The truth is, you end up in our bed 1) I am so utterly exhausted and I know it’s the only way I’ll get some sleep and 2) because I feel the need to be as close to you as much as you do me. I grew you in my belly for 9 months and now that you’re here I spend the best part of the day with you in my arms so at night time that extra 50cm between us whilst you’re in your cot seems like half the world away.

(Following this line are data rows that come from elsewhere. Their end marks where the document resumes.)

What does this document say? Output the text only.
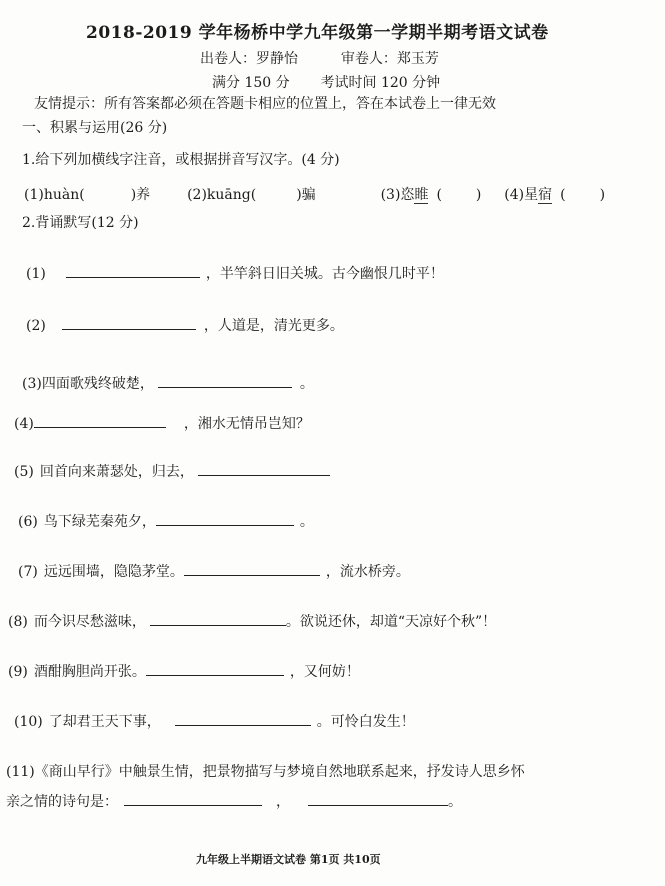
2018-2019 学年杨桥中学九年级第一学期半期考语文试卷
出卷人：罗静怡	审卷人：郑玉芳
满分 150 分 考试时间 120 分钟
友情提示：所有答案都必须在答题卡相应的位置上，答在本试卷上一律无效
一、积累与运用(26 分)
1.给下列加横线字注音，或根据拼音写汉字。(4 分)
(1)huàn(	)养	(2)kuāng(	)骗	(3)恣睢 ( ) (4)星宿 ( )
2.背诵默写(12 分)
(1)	，半竿斜日旧关城。古今幽恨几时平！
(2)	，人道是，清光更多。
(3)四面歌残终破楚，	。
(4)	，湘水无情吊岂知？
(5) 回首向来萧瑟处，归去，
(6) 鸟下绿芜秦苑夕，	。
(7) 远远围墙，隐隐茅堂。	，流水桥旁。
(8) 而今识尽愁滋味，	。欲说还休，却道“天凉好个秋”！
(9) 酒酣胸胆尚开张。	，又何妨！
(10) 了却君王天下事，	。可怜白发生！
(11)《商山早行》中触景生情，把景物描写与梦境自然地联系起来，抒发诗人思乡怀
亲之情的诗句是：	，	。
九年级上半期语文试卷 第1页 共10页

I’m so, SO aware of how fast the time is going – I already feel the days slipping away through my fingers and I desperately want to hold on to every precious newborn moment. When you sleep next to me it’s like I’m pressing the pause button – as far as I’m concerned, everything else stops momentarily and I get to soak you up for a little longer. I nestle my nose into your hair and just breathe you in. Your sweet smell, there really is nothing else like it. I watch your chest rise and fall whilst listening to the gentle sound of your breath…in…out…in…out. Suddenly nothing else matters but what’s happening right here and now.
I do worry that I’m being dangerous and putting you at risk by having you in bed with us and it was never my intention to co-sleep. So many people can’t wait to tell me how irresponsible and selfish I’m being. Maybe I am being selfish and irresponsible but it feels like the most natural thing to do – to have my baby close to me.
That moment when you instantly settle the second your skin touches mine, it feels like a magic trick. Even more magical than pulling a rabbit out of a hat or making a scantily clad woman disappear into thin air.
I am always relieved when you do fall asleep in your own bed as I know it’s the safest place for you to be but when you do end up next to me, and you nearly always do, I intend to relish it. I’m sorry if that makes me a terrible mother.